A few things that tend to hold up well at small scale: bold, simple fonts. Clean logos without thin strokes or intricate detail. High contrast between text and background. Colors that are true to your brand but also distinct enough to read clearly on the tube.
If you’re unsure how your design will translate, we’re happy to look at it with you before anything is finalized. That’s part of what we do.
Choose your flavor name thoughtfully
This one surprises people, but the flavor name is part of the label experience — and it’s fully customizable with Farmer’s Body.
The scent inside the tube doesn’t have to be called what it technically is. A peppermint balm could be called “Cool Mint.” A vanilla could be “Warm Vanilla.” A lavender could be “Calm.” The name you choose shapes how the product feels before anyone even opens it.
For dental practices, flavor names like “Fresh Start” or “Mint & Clean” can feel more intentional than simply “Peppermint.” For a spa or wellness brand, something like “Quiet Lavender” or “Soft Citrus” fits the experience you’re creating.
It’s a small detail. But small details are the whole point.
Match the label to the rest of your brand
The best custom lip balm labels don’t look like lip balm labels. They look like your brand.
If your practice or business has a consistent visual identity — specific fonts, colors, a particular look and feel — the label should feel like it came from the same place. A patient who’s familiar with your brand should recognize it on the tube without needing to read anything.
That consistency is what turns a lip balm into a brand touchpoint rather than just a giveaway. It’s the difference between something that feels like it belongs and something that was just ordered because it was easy.
If you’re not sure whether your label is consistent with your brand, the simplest test is to hold it next to your business card or your website. Do they feel like they came from the same place? If yes, you’re in good shape. If something feels off, it’s worth taking another look.
The kraft paper tube vs. the clear tube
Farmer’s Body offers two standard tube options, and the choice affects how your label looks and feels in a patient’s hand.

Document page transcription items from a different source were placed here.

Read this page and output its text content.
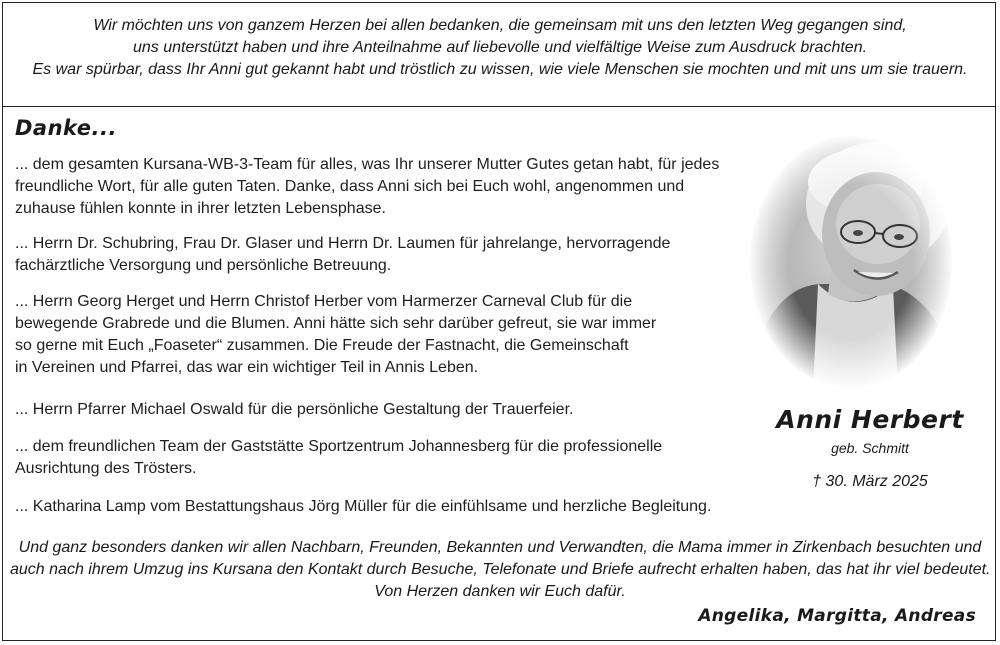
Wir möchten uns von ganzem Herzen bei allen bedanken, die gemeinsam mit uns den letzten Weg gegangen sind,
uns unterstützt haben und ihre Anteilnahme auf liebevolle und vielfältige Weise zum Ausdruck brachten.
Es war spürbar, dass Ihr Anni gut gekannt habt und tröstlich zu wissen, wie viele Menschen sie mochten und mit uns um sie trauern.
Danke...
... dem gesamten Kursana-WB-3-Team für alles, was Ihr unserer Mutter Gutes getan habt, für jedes
freundliche Wort, für alle guten Taten. Danke, dass Anni sich bei Euch wohl, angenommen und
zuhause fühlen konnte in ihrer letzten Lebensphase.
... Herrn Dr. Schubring, Frau Dr. Glaser und Herrn Dr. Laumen für jahrelange, hervorragende
fachärztliche Versorgung und persönliche Betreuung.
... Herrn Georg Herget und Herrn Christof Herber vom Harmerzer Carneval Club für die
bewegende Grabrede und die Blumen. Anni hätte sich sehr darüber gefreut, sie war immer
so gerne mit Euch „Foaseter“ zusammen. Die Freude der Fastnacht, die Gemeinschaft
in Vereinen und Pfarrei, das war ein wichtiger Teil in Annis Leben.
... Herrn Pfarrer Michael Oswald für die persönliche Gestaltung der Trauerfeier.
... dem freundlichen Team der Gaststätte Sportzentrum Johannesberg für die professionelle
Ausrichtung des Trösters.
... Katharina Lamp vom Bestattungshaus Jörg Müller für die einfühlsame und herzliche Begleitung.
Anni Herbert
geb. Schmitt
† 30. März 2025
Und ganz besonders danken wir allen Nachbarn, Freunden, Bekannten und Verwandten, die Mama immer in Zirkenbach besuchten und
auch nach ihrem Umzug ins Kursana den Kontakt durch Besuche, Telefonate und Briefe aufrecht erhalten haben, das hat ihr viel bedeutet.
Von Herzen danken wir Euch dafür.
Angelika, Margitta, Andreas
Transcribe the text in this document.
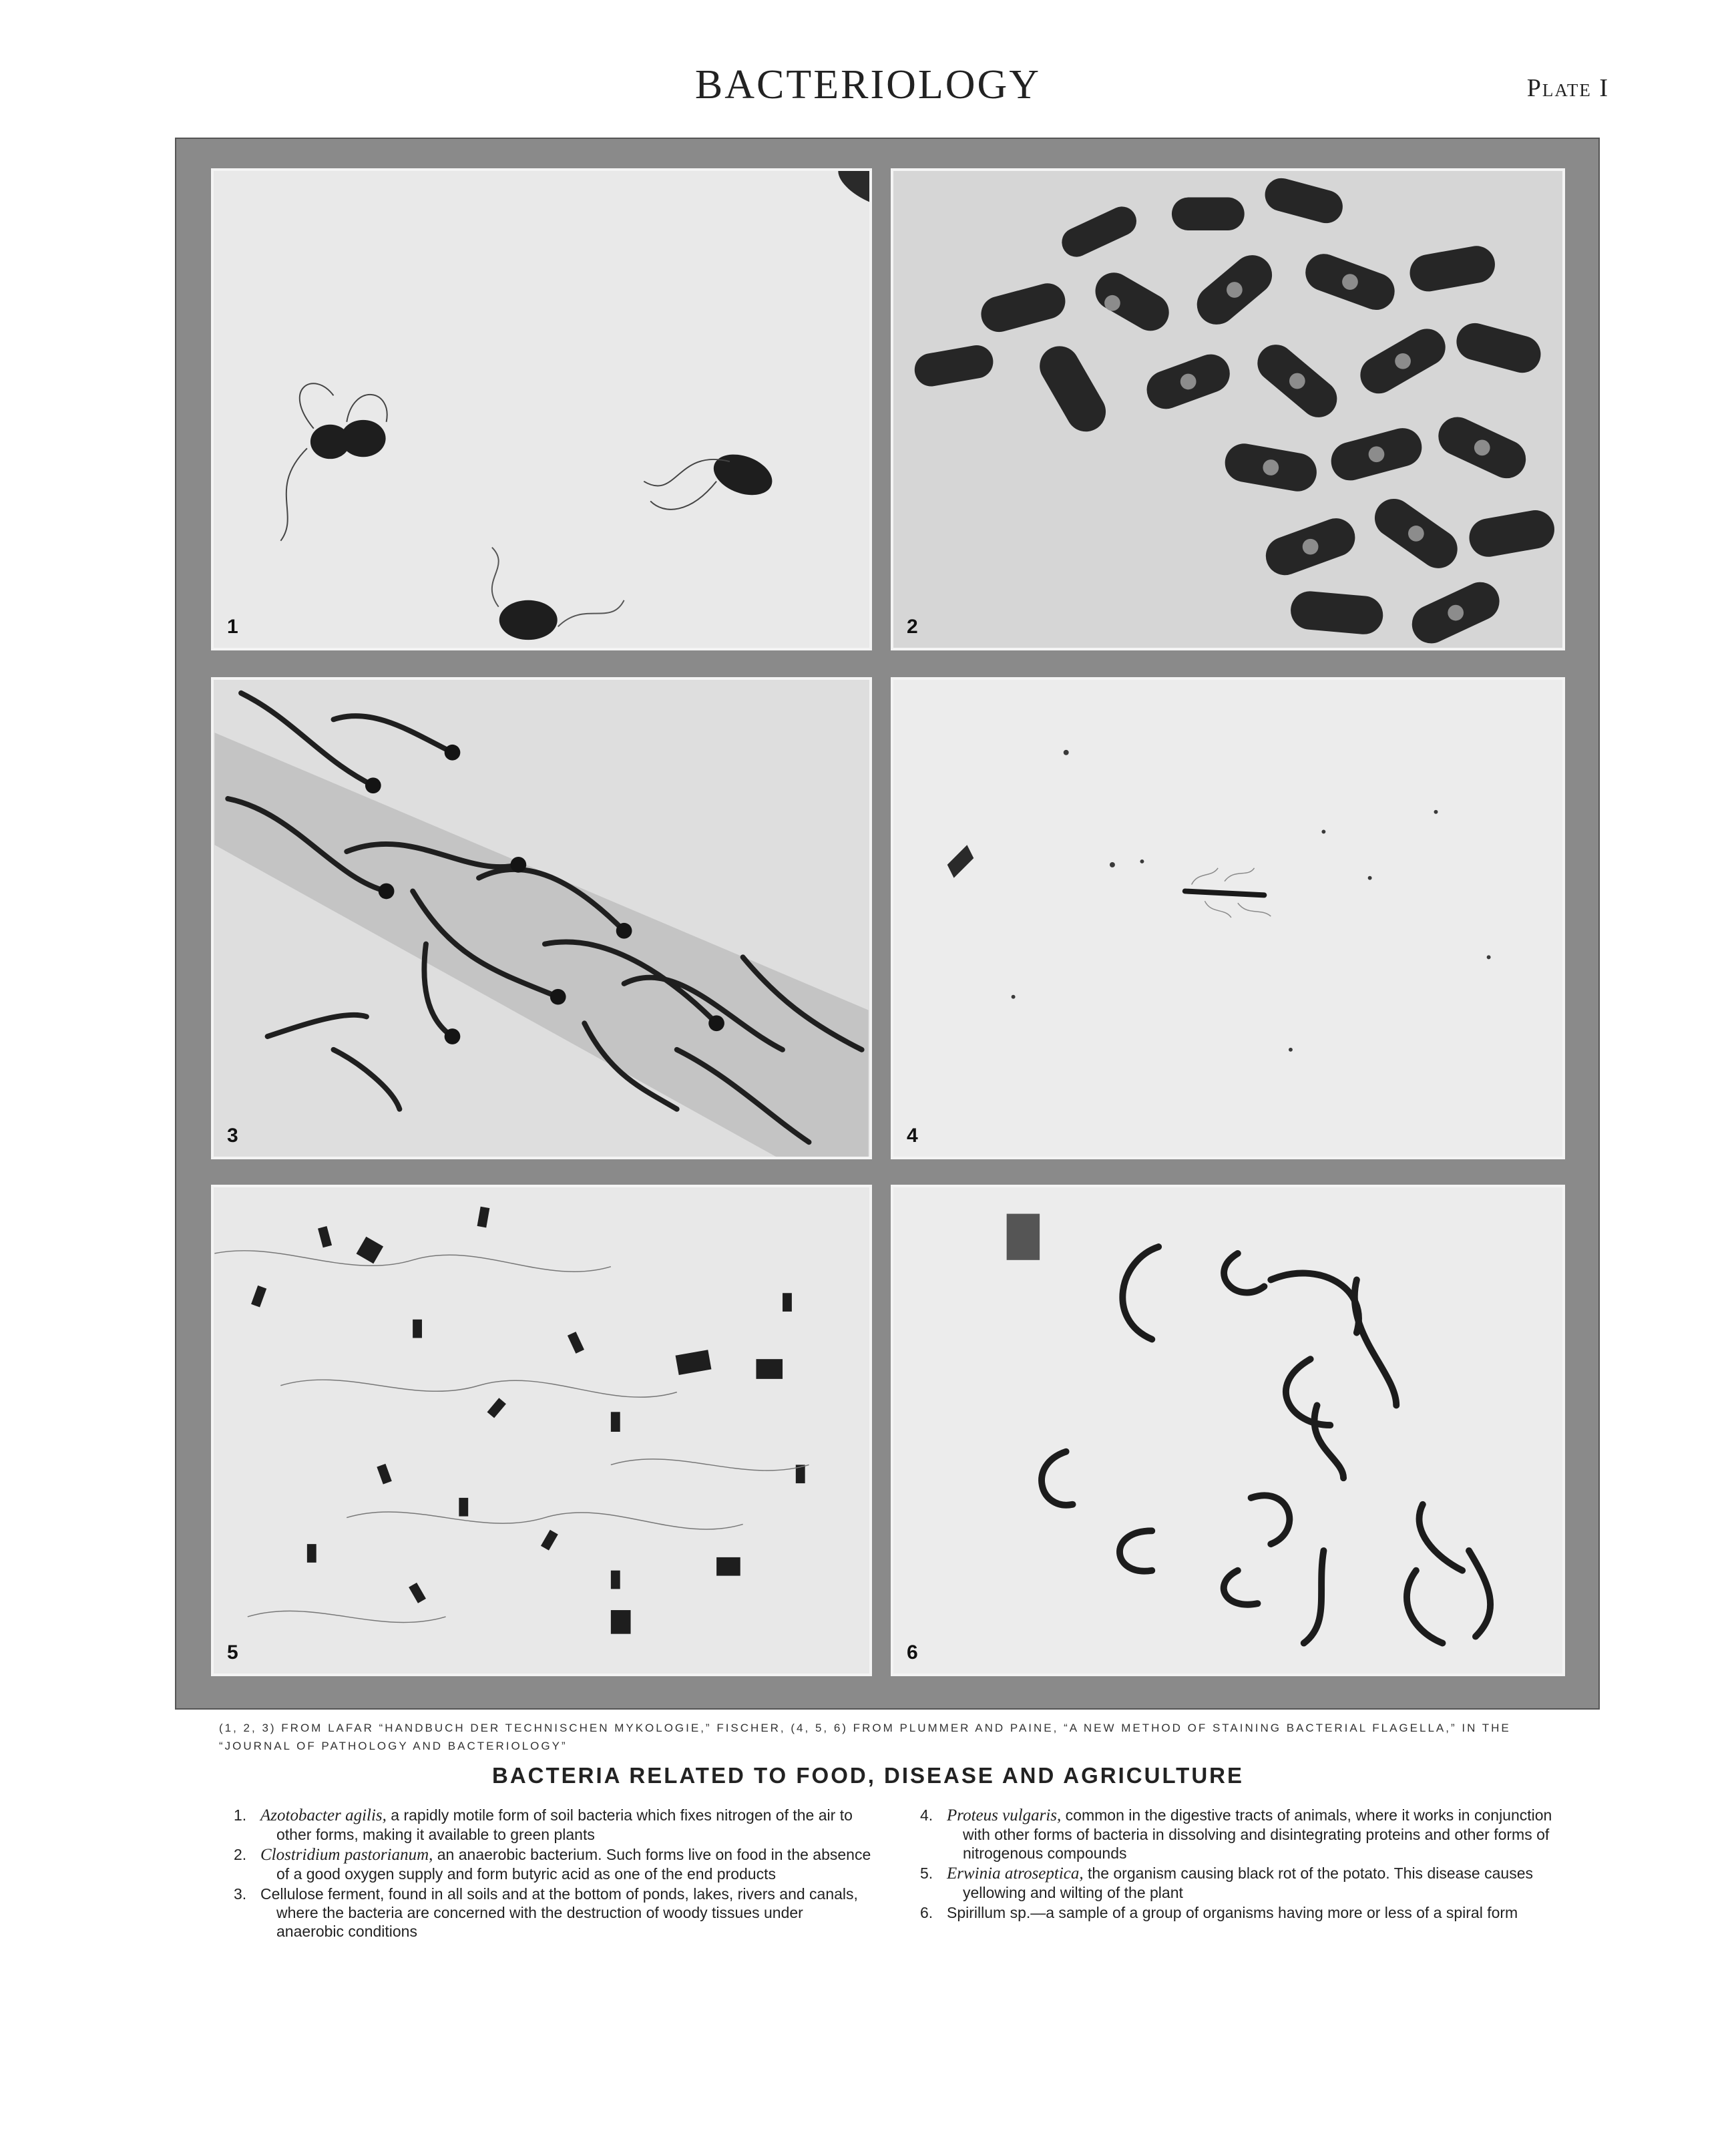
BACTERIOLOGY	Plate I
1	2
3	4
5	6
(1, 2, 3) FROM LAFAR “HANDBUCH DER TECHNISCHEN MYKOLOGIE,” FISCHER, (4, 5, 6) FROM PLUMMER AND PAINE, “A NEW METHOD OF STAINING BACTERIAL FLAGELLA,” IN THE “JOURNAL OF PATHOLOGY AND BACTERIOLOGY”
BACTERIA RELATED TO FOOD, DISEASE AND AGRICULTURE
1. Azotobacter agilis, a rapidly motile form of soil bacteria which fixes nitrogen of the air to other forms, making it available to green plants
2. Clostridium pastorianum, an anaerobic bacterium. Such forms live on food in the absence of a good oxygen supply and form butyric acid as one of the end products
3. Cellulose ferment, found in all soils and at the bottom of ponds, lakes, rivers and canals, where the bacteria are concerned with the destruction of woody tissues under anaerobic conditions
4. Proteus vulgaris, common in the digestive tracts of animals, where it works in conjunction with other forms of bacteria in dissolving and disintegrating proteins and other forms of nitrogenous compounds
5. Erwinia atroseptica, the organism causing black rot of the potato. This disease causes yellowing and wilting of the plant
6. Spirillum sp.—a sample of a group of organisms having more or less of a spiral form
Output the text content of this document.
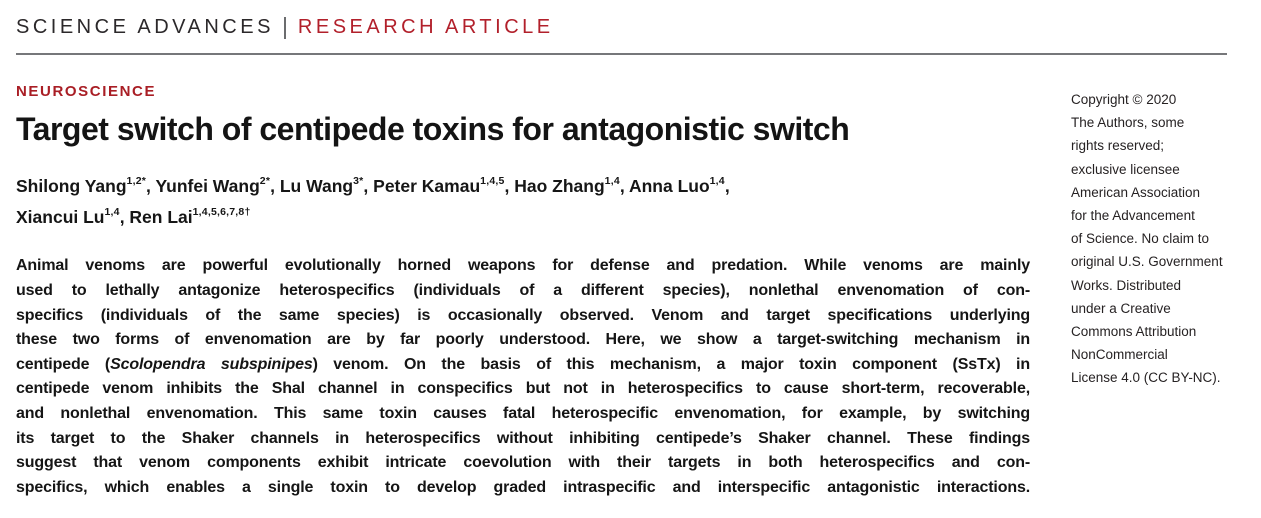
SCIENCE ADVANCES RESEARCH ARTICLE
NEUROSCIENCE
Target switch of centipede toxins for antagonistic switch
Shilong Yang$^{1,2*}$, Yunfei Wang$^{2*}$, Lu Wang$^{3*}$, Peter Kamau$^{1,4,5}$, Hao Zhang$^{1,4}$, Anna Luo$^{1,4}$,
Xiancui Lu$^{1,4}$, Ren Lai$^{1,4,5,6,7,8\dagger}$
Animal venoms are powerful evolutionally horned weapons for defense and predation. While venoms are mainly
used to lethally antagonize heterospecifics (individuals of a different species), nonlethal envenomation of con-
specifics (individuals of the same species) is occasionally observed. Venom and target specifications underlying
these two forms of envenomation are by far poorly understood. Here, we show a target-switching mechanism in
centipede (Scolopendra subspinipes) venom. On the basis of this mechanism, a major toxin component (SsTx) in
centipede venom inhibits the Shal channel in conspecifics but not in heterospecifics to cause short-term, recoverable,
and nonlethal envenomation. This same toxin causes fatal heterospecific envenomation, for example, by switching
its target to the Shaker channels in heterospecifics without inhibiting centipede’s Shaker channel. These findings
suggest that venom components exhibit intricate coevolution with their targets in both heterospecifics and con-
specifics, which enables a single toxin to develop graded intraspecific and interspecific antagonistic interactions.
Copyright © 2020
The Authors, some
rights reserved;
exclusive licensee
American Association
for the Advancement
of Science. No claim to
original U.S. Government
Works. Distributed
under a Creative
Commons Attribution
NonCommercial
License 4.0 (CC BY-NC).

The clear 0.14oz plastic tube is our most popular option. It’s a classic lip balm size — familiar, easy to use, and fits in any pocket or bag. The label wraps around the outside, giving you a full 360-degree canvas to work with. Because the tube itself is clear, you’ll want to make sure your label background color is intentional — white tends to read clean and crisp, while a colored background can make the label feel more distinctive.
The kraft paper 0.25oz push-up tube is larger, eco-friendly, and has a texture that feels handcrafted and warm. It photographs beautifully and tends to feel more premium in the hand. The label sits on the paper itself, which gives it a slightly different visual quality — a little more artisan, a little less clinical.
Neither is better. They’re just different. The right choice depends on what fits your brand and your space.
What to send us when you’re ready
Once you’re ready to get started, here’s what helps us create the best label for you: your logo file in the highest resolution you have (vector formats like .ai, .eps, or .svg are ideal, but a high-resolution PNG works too), your brand colors if you have them (hex codes or CMYK values), any fonts you use, and a general sense of how you’d like it to feel.
You don’t need to have everything figured out before you reach out. Some of our favorite labels have come out of a simple conversation. We’ll ask the right questions and send you two or three concepts to react to.
From there, you get up to two rounds of revisions before anything is finalized. Our goal is to make sure you love it before a single tube is made.
A great label isn’t complicated. It’s just clear, considered, and true to who you are.